Actually, I think that the rule is that if a carrier serves Dublin, it must also serve Shannon. They do not have to be the same flight. For example, American flies from Chicago to Dublin nonstop, and returns non-stop. To meet the Shannon requirement, they also fly a 757 from Boston to Shannon, and back non-stop. The 757 is considered to be all coach (although there are first class seats, they are sold as coach, and given out to frequent fliers, or those who paid the most for their tickets).
Judges, can we get a ruling on this???
Okay, doing some more research, the policy is that if an airline flies, say, ORD/DUB nonstop, it must provide an equal number of ORD/SNN flights. This is called the “dual gateway policy.”
I didn’t see anything about the policy being met if an airline operates ORD/DUB and BWI/DUB. There must be an equal number of flights between the transatlantic city and both SNN and DUB.

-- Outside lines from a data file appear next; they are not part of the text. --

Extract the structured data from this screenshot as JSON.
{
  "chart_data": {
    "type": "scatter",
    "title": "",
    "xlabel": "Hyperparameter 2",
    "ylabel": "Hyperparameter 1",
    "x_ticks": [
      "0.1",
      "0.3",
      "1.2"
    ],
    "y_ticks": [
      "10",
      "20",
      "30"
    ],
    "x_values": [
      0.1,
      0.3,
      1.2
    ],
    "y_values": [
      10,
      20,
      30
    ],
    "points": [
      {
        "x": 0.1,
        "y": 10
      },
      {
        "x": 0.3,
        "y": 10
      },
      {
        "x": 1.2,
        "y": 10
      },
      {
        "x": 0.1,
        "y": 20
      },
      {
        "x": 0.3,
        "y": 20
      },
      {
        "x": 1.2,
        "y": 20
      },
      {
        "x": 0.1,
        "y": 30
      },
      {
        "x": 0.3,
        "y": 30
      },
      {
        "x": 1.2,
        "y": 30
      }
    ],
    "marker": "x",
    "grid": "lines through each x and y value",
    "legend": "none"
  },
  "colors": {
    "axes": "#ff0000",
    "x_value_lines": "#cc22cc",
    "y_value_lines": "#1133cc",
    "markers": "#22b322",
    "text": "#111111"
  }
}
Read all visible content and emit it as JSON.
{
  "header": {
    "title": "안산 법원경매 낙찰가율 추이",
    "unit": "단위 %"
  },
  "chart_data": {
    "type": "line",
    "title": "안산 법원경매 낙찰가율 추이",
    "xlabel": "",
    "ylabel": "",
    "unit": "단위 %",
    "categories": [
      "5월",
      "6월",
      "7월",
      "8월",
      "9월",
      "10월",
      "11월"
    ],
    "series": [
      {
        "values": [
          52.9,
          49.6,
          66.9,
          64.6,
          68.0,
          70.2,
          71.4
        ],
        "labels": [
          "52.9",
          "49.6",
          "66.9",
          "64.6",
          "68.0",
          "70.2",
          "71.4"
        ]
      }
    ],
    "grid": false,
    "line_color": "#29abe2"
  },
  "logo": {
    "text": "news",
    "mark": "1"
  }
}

Hopefully, this idiotic policy will be discontinued. The only thing it does is guarantee revenue for SNN. SNN use to be a major transatlantic stop due to the limited range of aircraft but now it’s not needed as a refueling stop.
SNN use to be a major transatlantic stop due to the limited range of aircraft but now it’s not needed as a refueling stop.
SNN is still a popular fuel stop for corporate aircraft going to southern and eastern Europe.
Just look at it as the Irish “O’Wright Amendment”.